8. We have considered the respective submissions and carefully gone through the record of the case and the file produced by the learned Deputy Advocate-General. Rule 28A(3) of the 1975 Rules which is in the centre of controversy, reads as under :

“Rule 28A. Class of industries, period and other conditions for exemption / deferment from payment of tax.–

(1)………………………………

(2)……………………………….

(3) Option.–An eligible industrial unit may opt either to avail benefit of tax exemption or deferment. Option once exercised shall be final except that it can be changed once from exemption to deferment for the remaining period and balanced quantum of benefit.”

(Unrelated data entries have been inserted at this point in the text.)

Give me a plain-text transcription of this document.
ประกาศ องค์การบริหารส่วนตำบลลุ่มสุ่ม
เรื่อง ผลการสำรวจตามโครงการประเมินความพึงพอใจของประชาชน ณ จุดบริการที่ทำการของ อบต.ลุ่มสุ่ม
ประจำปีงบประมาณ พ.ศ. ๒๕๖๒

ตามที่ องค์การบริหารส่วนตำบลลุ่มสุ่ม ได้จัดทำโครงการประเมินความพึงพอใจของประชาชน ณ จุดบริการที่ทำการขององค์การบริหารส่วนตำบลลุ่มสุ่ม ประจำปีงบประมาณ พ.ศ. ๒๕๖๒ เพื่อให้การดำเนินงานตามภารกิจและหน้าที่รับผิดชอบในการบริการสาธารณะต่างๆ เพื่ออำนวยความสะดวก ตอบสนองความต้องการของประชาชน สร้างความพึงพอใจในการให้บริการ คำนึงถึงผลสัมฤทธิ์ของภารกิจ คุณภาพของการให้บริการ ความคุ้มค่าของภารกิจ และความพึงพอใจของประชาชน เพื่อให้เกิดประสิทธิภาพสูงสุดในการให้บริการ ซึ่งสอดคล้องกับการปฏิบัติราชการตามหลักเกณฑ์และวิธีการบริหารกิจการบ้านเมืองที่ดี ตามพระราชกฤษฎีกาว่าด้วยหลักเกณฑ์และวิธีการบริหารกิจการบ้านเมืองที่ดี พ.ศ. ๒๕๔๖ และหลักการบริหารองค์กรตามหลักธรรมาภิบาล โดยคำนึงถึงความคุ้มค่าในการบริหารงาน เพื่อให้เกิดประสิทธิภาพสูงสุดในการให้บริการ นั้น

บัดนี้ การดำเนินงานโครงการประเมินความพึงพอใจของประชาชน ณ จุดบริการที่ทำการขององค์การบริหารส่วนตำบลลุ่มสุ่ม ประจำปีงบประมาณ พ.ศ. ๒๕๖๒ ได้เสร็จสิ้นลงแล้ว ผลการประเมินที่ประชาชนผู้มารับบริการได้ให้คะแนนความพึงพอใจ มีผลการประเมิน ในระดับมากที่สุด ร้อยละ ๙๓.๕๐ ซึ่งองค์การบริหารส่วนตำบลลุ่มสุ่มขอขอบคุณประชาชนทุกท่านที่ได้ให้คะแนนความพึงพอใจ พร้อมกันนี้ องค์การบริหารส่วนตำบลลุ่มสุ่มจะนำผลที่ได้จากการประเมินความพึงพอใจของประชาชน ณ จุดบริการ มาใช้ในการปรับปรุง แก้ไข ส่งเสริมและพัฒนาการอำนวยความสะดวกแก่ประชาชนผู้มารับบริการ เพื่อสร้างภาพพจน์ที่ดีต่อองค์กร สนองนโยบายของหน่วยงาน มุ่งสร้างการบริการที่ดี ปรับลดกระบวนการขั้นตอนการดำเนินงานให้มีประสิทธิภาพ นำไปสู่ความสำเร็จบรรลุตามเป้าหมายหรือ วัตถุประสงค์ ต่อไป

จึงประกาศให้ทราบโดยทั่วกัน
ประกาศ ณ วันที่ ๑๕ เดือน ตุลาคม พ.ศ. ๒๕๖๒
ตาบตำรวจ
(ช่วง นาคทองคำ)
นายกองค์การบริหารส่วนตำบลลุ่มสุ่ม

8. An analysis of the above quoted rule shows that the person who applies for grant of eligibility certificate has to indicate his option either to avail the benefit of tax exemption or tax deferment and the option once exercised is final unless one seeks to change it from exemption to deferment for the remaining period and balance quantum of benefit. The object of granting permission to change the option once from exemption to deferment for the remaining period and balance quantum of benefit appears to be to give an opportunity to an industry to decide more beneficial mode of availing tax benefit. However, the very fact that the change of option is restricted to the remaining period and balance quantum of benefit is sufficient to negate the theory that the petitioner could have changed the option from tax exemption to deferment even before the grant of eligibility certificate and its advocate had done so in the meeting of the HLSC held on November 11, 1997. This inference is supported by the fact that the respondents have not given any explanation about the misplacement of the revised option letter allegedly submitted by Shri Y.P.S. Rana, Advocate, before the HLSC and they have also not explained as to why the representation dated February 14, 1998 submitted by the director of the petitioner immediately after receipt of the impugned certificate was not considered and disposed of by the HLSC for more than one year.

9. For the reasons mentioned above, the writ petition is allowed. The impugned certificate is quashed with the direction to the respondents to issue fresh eligibility certificate for tax exemption for a period of seven years from October 6, 1994 to October 5, 2001 to the tune of fixed capital investment of Rs. 152.96 lacs within a period of one months of the submission of a certified copy of this order.